2. Speaking of food, does anyone still call you “Scott ‘Sweet-Corn’ Henry”? Our Swedish Grampa Peterson used to marvel at Scott’s corn capacity. See, Scott, even at four or five years old, could polish off six ears while everyone else was still working on their first. This would tickle our Grampa so much I swear I could actually hear him laughing.
3. How many times a week do you get mistaken for Patrick Stewart? Actually, I’d prefer putting it this way: How many times a week does Patrick Stewart get mistaken for you?
4. Got any more hot market tips? Scott knows more stuff about more things than practically anyone I know: photography, baseball, Bob Dylan, the Beat Poets. And he’s truly uncanny in his predictions. He once sidled up to me at a family gathering in, like, the early 70’s and whispered, ‘Graduate’-style, into my ear: ‘Starbucks’.

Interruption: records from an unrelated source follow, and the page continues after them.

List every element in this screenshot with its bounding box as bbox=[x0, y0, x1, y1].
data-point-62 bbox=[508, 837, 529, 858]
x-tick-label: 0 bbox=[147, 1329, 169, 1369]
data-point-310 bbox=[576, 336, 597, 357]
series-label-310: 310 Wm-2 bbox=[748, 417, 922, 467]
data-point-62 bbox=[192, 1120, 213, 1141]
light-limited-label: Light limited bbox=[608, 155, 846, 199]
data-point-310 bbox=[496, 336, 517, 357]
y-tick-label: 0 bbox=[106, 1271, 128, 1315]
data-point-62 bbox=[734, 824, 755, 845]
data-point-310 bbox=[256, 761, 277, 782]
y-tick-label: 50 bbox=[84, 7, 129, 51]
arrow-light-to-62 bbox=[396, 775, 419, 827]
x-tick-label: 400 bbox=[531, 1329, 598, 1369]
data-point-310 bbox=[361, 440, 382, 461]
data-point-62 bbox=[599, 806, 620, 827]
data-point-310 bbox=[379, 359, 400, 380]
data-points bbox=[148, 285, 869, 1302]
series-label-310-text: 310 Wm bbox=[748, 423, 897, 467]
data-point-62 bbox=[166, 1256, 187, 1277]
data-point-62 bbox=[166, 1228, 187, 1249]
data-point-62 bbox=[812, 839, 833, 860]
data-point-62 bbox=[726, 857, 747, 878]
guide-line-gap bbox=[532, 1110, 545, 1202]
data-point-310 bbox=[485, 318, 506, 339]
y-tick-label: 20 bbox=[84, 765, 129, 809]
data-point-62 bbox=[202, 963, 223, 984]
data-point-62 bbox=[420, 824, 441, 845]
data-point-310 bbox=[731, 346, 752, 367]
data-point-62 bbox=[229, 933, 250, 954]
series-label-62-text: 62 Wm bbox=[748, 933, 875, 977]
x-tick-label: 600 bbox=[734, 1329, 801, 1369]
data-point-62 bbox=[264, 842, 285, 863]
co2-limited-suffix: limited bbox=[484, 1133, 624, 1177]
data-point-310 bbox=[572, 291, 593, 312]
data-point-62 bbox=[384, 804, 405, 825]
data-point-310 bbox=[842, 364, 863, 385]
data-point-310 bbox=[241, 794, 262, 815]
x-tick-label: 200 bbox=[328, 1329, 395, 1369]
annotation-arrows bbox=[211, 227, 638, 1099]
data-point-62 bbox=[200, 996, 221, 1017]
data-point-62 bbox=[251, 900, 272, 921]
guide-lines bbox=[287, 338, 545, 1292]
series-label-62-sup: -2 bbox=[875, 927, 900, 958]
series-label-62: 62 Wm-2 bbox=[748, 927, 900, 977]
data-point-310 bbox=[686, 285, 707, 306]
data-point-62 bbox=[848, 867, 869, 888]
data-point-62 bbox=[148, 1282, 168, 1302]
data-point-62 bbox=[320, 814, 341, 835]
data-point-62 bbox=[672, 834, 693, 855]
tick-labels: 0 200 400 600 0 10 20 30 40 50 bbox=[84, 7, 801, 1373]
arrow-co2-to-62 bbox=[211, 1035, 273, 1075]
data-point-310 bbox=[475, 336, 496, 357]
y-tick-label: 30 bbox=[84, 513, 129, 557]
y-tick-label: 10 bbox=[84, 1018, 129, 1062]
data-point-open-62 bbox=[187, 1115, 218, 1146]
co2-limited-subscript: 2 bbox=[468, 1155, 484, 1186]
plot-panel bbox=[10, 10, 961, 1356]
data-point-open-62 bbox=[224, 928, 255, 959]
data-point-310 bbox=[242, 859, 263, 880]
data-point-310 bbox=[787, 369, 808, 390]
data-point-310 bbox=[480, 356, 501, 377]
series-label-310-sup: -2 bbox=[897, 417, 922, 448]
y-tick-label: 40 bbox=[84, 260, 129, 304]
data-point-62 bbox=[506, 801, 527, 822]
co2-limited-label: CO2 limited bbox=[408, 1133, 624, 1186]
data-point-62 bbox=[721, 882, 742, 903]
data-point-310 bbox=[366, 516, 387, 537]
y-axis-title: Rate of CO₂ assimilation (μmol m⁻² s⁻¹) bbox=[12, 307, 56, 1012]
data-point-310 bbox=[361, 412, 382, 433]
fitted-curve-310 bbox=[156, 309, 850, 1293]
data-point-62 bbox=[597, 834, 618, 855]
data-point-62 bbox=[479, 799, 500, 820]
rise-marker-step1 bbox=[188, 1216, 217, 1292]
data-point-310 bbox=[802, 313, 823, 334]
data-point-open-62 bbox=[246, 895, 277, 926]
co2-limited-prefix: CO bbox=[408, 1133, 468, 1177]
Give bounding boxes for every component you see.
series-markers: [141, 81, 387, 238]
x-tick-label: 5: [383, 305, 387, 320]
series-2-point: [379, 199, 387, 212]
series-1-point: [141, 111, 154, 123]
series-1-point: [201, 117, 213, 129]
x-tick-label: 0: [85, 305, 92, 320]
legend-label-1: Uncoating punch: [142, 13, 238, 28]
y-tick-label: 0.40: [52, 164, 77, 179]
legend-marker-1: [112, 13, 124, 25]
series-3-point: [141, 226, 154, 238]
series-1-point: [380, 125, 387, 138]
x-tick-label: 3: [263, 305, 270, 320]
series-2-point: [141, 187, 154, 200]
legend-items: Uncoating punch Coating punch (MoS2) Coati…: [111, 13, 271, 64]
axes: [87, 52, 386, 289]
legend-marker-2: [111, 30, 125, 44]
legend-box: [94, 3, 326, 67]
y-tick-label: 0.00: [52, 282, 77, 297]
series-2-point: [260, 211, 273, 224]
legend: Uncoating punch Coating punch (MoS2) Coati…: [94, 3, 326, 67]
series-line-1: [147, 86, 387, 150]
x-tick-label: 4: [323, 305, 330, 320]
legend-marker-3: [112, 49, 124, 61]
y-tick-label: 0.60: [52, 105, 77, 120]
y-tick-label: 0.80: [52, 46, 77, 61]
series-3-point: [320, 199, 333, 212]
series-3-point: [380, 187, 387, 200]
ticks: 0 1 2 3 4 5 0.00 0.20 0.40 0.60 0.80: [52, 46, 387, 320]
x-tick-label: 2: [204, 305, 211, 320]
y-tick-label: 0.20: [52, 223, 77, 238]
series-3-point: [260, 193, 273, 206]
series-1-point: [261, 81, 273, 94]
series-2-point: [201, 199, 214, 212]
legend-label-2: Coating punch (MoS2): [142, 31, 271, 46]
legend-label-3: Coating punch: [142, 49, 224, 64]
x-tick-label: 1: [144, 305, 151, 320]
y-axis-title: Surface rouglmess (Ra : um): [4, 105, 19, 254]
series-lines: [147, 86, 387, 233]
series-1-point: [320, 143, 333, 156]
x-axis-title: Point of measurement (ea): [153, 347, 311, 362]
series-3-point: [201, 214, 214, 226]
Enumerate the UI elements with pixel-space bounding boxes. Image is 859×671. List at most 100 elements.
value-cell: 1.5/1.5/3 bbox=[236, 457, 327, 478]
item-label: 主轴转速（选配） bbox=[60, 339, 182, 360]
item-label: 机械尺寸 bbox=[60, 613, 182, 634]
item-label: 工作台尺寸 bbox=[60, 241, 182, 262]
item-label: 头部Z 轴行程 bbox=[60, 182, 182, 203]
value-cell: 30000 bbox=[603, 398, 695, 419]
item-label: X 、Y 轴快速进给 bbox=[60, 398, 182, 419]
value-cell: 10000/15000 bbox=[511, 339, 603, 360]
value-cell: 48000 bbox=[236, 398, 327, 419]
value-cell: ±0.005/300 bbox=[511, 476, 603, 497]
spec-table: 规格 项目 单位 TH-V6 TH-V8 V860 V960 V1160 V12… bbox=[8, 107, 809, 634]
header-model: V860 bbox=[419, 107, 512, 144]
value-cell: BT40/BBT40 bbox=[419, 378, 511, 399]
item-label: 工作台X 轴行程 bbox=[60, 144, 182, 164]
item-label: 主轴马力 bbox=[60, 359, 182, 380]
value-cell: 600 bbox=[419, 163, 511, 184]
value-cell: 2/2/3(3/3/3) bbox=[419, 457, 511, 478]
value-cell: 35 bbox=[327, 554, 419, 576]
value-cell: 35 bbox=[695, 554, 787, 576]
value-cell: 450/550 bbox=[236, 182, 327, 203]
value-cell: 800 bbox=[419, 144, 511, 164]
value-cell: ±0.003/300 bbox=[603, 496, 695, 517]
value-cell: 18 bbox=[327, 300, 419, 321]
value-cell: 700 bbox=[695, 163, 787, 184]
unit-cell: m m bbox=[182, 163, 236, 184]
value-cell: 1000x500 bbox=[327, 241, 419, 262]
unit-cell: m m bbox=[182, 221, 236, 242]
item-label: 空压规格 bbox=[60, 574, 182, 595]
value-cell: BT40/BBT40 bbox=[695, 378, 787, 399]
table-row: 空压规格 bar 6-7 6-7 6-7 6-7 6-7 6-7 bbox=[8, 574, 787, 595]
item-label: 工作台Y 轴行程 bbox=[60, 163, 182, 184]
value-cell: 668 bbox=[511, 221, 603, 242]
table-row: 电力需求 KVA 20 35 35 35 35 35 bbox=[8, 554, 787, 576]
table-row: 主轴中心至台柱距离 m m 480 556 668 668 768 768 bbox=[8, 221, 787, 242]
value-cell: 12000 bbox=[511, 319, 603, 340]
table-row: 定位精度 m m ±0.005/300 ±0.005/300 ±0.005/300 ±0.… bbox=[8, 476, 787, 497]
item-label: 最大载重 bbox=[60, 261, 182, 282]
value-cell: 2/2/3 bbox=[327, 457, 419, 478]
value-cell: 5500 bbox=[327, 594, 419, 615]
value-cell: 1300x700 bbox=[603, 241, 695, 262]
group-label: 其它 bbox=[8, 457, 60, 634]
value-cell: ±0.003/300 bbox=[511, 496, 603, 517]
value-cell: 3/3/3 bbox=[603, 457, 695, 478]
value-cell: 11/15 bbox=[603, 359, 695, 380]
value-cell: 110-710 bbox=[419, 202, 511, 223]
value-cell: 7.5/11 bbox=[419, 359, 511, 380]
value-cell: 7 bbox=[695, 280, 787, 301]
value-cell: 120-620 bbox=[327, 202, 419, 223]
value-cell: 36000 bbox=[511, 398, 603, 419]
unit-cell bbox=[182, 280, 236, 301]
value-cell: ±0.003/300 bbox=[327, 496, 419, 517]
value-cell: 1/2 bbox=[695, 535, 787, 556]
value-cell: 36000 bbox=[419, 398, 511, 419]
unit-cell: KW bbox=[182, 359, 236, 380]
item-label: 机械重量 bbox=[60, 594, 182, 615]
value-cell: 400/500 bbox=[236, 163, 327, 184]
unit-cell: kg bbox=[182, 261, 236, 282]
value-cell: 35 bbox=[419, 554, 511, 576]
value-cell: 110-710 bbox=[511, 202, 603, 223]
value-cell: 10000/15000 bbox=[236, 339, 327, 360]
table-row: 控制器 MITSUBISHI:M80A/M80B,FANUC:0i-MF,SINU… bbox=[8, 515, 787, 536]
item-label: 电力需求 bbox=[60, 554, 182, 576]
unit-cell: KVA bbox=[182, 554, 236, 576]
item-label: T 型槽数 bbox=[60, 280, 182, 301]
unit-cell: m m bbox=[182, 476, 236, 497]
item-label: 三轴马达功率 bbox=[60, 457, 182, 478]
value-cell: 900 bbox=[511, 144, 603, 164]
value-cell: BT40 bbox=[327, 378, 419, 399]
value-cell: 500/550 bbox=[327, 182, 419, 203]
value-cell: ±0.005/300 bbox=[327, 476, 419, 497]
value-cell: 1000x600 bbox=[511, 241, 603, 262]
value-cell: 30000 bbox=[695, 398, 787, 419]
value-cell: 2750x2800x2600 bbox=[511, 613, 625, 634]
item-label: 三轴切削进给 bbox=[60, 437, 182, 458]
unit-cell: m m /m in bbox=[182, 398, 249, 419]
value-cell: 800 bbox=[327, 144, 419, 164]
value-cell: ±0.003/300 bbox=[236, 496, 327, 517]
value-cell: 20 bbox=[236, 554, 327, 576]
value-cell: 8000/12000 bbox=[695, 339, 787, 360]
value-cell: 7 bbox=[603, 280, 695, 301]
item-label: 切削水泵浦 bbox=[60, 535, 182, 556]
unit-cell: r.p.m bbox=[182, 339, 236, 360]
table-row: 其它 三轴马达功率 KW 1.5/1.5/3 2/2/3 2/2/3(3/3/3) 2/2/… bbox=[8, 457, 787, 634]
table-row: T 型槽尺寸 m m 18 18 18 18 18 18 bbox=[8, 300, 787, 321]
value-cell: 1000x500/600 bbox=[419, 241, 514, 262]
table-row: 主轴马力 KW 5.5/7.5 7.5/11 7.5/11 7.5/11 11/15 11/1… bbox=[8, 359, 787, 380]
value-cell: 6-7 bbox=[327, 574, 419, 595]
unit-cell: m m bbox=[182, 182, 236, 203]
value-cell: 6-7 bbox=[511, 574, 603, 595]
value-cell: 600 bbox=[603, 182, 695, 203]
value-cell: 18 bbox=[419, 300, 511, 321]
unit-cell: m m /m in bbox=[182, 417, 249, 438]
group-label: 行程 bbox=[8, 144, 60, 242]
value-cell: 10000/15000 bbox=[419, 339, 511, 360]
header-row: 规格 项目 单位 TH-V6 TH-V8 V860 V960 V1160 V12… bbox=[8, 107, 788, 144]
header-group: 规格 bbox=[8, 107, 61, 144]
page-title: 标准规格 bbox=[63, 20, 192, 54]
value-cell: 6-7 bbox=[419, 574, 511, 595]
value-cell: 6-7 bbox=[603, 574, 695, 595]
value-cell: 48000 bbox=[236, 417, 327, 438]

5. And, finally, that cake question. One afternoon, Scott discovered his father-in-law frantically rummaging around in his kitchen cabinets, asking ‘Where do you keep your cake?’ So, um, where do you keep it? (For another hilarious in-law-in-the-kitchen tale involving yet another of my brothers, see ‘The Incest Mug’.) And, Scott, do you still prefer ‘black cake with blue icing’, which Mom famously produced for you. Not sure if that’s the flavor of the cake(s) in this picture, a shot that sort of sums up our early relationship:
In closing, I would just like to wish you a most marvelous birthday. I actually love that it’s your birthday, because it means that today you’re only one year younger than me, instead of two. (Does this mean that eventually you’ll catch up?) Oh, and I would like to ask you one more question: Do you still get handmade birthday cards?
Well yes, I suppose you do. That is, if you count this post as a ‘birthday card’. At any rate, consider it compensation for that first-birthday photo-bomb.